“The Journey Starts”

by Egonne Roth

A few years ago I approached Telfed looking for any possible information about the South African Jewish poet Olga Kirsch, who made aliya in 1948. They kindly placed an advertisement in this magazine asking readers who could help to contact me. A few did and from them I learnt a number of interesting facts and made contact with yet more sources of information. Since then I have completed my research and been awarded a doctorate for my biography on Olga Kirsch. It has been a fun and challenging journey that brought me to this point and I would like to share some of the highlights with you.

“But why did you choose Olga Kirsch?” you might ask. “She’s not a well-known poet, especially amongst us Jews? She wrote in Afrikaans!!”

True. While I had learnt her poetry in school in South Africa, she had certainly not made much of an impression on me as youngster and it would never have occurred to me to write about her. Then, one cold winter’s evening sitting at a dinner table in Stellenbosch laden with food and good red wine, John Kannemeyer,  the Afrikaans literary historian , suggested I write a biography of Olga Kirsch.

Why don’t you do it if she’s so interesting?” I asked

Ah,” John replied, “because I have a far bigger and more important biography to write, but I can’t tell you the details yet – we’re still negotiating,” he said with a smug expression. He filled all our glasses again, raised his and said, “To Olga Kirsch!” We laughed and drank and continued our delicious dinner without a further thought. A few years later, John would published his massive work on the South African Nobel prizing winning author, J.M. Coetzee and by then, I would be well into working on the life of Olga Kirsch. John offered me every help he could, guiding me in the art of researching another person’s life and putting me in contact with anyone and everyone he thought might be able to help. Sadly he died before I completed the journey he had started me on.

“To be successful at this, you need to like the idea of playing detective,” his partner told me and I would soon discover how right she was.

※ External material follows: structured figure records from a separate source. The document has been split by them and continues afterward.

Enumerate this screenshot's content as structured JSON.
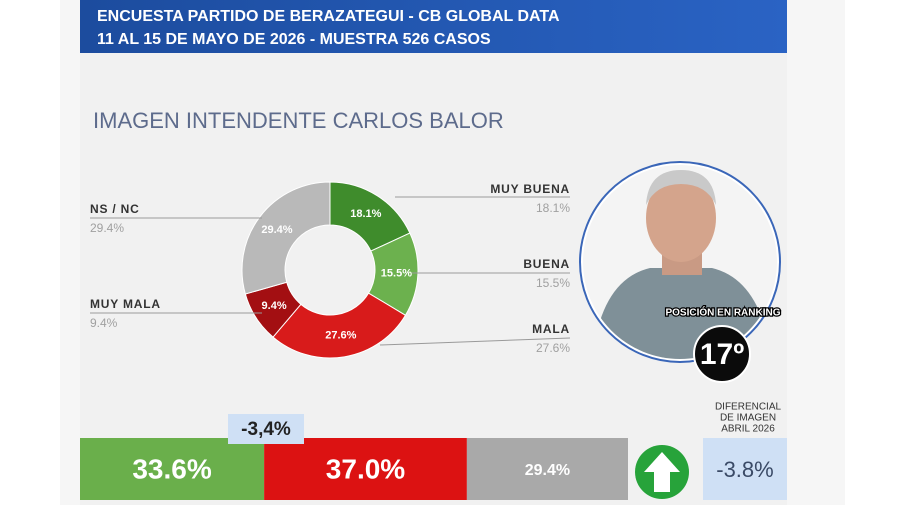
{
  "header": {
    "lines": [
      "ENCUESTA PARTIDO DE BERAZATEGUI - CB GLOBAL DATA",
      "11 AL 15 DE MAYO DE 2026 - MUESTRA 526 CASOS"
    ]
  },
  "chart_data": [
    {
      "type": "donut",
      "title": "IMAGEN INTENDENTE  CARLOS BALOR",
      "categories": [
        "MUY BUENA",
        "BUENA",
        "MALA",
        "MUY MALA",
        "NS / NC"
      ],
      "values": [
        18.1,
        15.5,
        27.6,
        9.4,
        29.4
      ],
      "value_labels": [
        "18.1%",
        "15.5%",
        "27.6%",
        "9.4%",
        "29.4%"
      ],
      "colors": [
        "#3f8c2c",
        "#6cb14e",
        "#d81b1b",
        "#a30f12",
        "#b9b9b9"
      ]
    },
    {
      "type": "stacked-bar",
      "values": [
        33.6,
        37.0,
        29.4
      ],
      "value_labels": [
        "33.6%",
        "37.0%",
        "29.4%"
      ],
      "colors": [
        "#6aaf4b",
        "#dc1212",
        "#a9a9a9"
      ]
    }
  ],
  "ranking": {
    "label": "POSICIÓN EN RANKING",
    "position": "17º"
  },
  "difference": "-3,4%",
  "differential": {
    "label": [
      "DIFERENCIAL",
      "DE IMAGEN",
      "ABRIL 2026"
    ],
    "value": "-3.8%"
  }
}
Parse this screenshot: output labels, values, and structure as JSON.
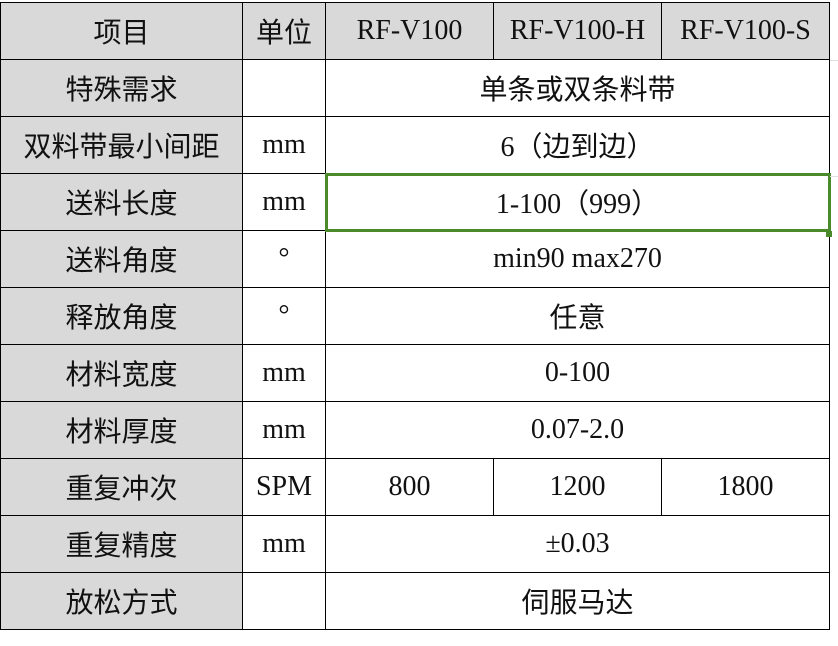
{
  "header": [
    "项目",
    "单位",
    "RF-V100",
    "RF-V100-H",
    "RF-V100-S"
  ],
  "rows": [
    {
      "item": "特殊需求",
      "unit": "",
      "value": "单条或双条料带"
    },
    {
      "item": "双料带最小间距",
      "unit": "mm",
      "value": "6（边到边）"
    },
    {
      "item": "送料长度",
      "unit": "mm",
      "value": "1-100（999）"
    },
    {
      "item": "送料角度",
      "unit": "°",
      "value": "min90 max270"
    },
    {
      "item": "释放角度",
      "unit": "°",
      "value": "任意"
    },
    {
      "item": "材料宽度",
      "unit": "mm",
      "value": "0-100"
    },
    {
      "item": "材料厚度",
      "unit": "mm",
      "value": "0.07-2.0"
    },
    {
      "item": "重复冲次",
      "unit": "SPM",
      "values": [
        "800",
        "1200",
        "1800"
      ]
    },
    {
      "item": "重复精度",
      "unit": "mm",
      "value": "±0.03"
    },
    {
      "item": "放松方式",
      "unit": "",
      "value": "伺服马达"
    }
  ],
  "selection_color": "#4a8a2a",
  "header_bg": "#d9d9d9"
}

First, John said, I needed to obtain her family’s permission and this was not so easy. There was a short biography of her in Wikepedia and there I discovered her husband’s name was Joe Gillis, a mathematician at the Weizmann Institute in Rehovot. I googled him and found a tribute to him written by a mathematician at Ben Gurion University. I contacted the author and he was able to trace Kirsch’s daughters and put me in touch with them. In May 2009, they agreed to cooperate with me and allow me to write about their mother. I also met Janette, Olga’s younger sister, who has become a dear friend and helped me a great deal. Shortly after meeting Janette and getting the family’s agreement, Janette handed me slim sheath of papers. It was a long epic-like poem by Olga about the founding of the State of Israel. Later I discovered that part of the manuscript called Nevertheless had been published in Jewish Frontier, New York, in 1966 under the title “Poems for Independence.”  So she had not only written in Afrikaans but also in English. I was excited. That afternoon as Yehudit, my partner, and I drove home from Haifa, I read this long poem aloud in the car. It was so expressive of all I had read about the period after the Second World War and into the first months of the life of the new state.

Olga came to Israel alone. Her sister, Becky, had married a Palestinian in 1947 in Johannesburg where he had gone to study architecture.  Shortly after their wedding they returned to the Yeshuv. Axel Axelrod, Becky’s husband, was determined to take part in whatever was to happen to the Jewish dream on the shores of the Mediterranean Sea.

After the declaration of the State of Israel by David Ben Gurion in May 1948 and the outbreak of hostilities, Axel became a pilot in the new Israeli air force as did many South Africans who had fought for the British in the war. When Olga arrived in November, she tried to find work in Tel Aviv or join the army. In Tel Aviv she met and heard the stories of the survivors of the Nazis’ war on the Jews; on the streets and in the cafes she saw the young soldiers who were defending their new homeland; she experienced the homesickness of being a stranger in a strange new land and it all found its way into a poem she submitted for publication nearly twenty years later. Here she describes those young soldiers, so like the ones we still see on our streets and in our cafes today:

Because we bred them up for death

Having no choice

Because the mind cannot remember

Tones of the voice

Because the somber photo fades

And how they looked in other moods evades

Memory;

Because time makes them merely graves,

Stiff groves of stone

And monuments by busy ways

Standing alone.

Therefore we must recall while yet we may

That they were supple, gay and strode the streets

In motley uniform,

Liked a revolver bobbing at the hip

Could sing and dance all night

Grew drooped moustaches and ferocious beards

Wrote songs and journals sad beyond their years

Because they knew themselves bred up for death

Having no choice.

As I read these words and the rest of the poem to Yehudit in the car, I was deeply moved. Until a few hours before I had not known Olga had written in English and then I suddenly wondered, had she written more work in English? Maybe also in Hebrew? What other surprises awaited me? Many, I would discover. I would meet many people with wonderful stories and strange connections. Sadly, not all of these could fit into the biography and so I am delighted to have this vehicle to share some of them with you over the next months.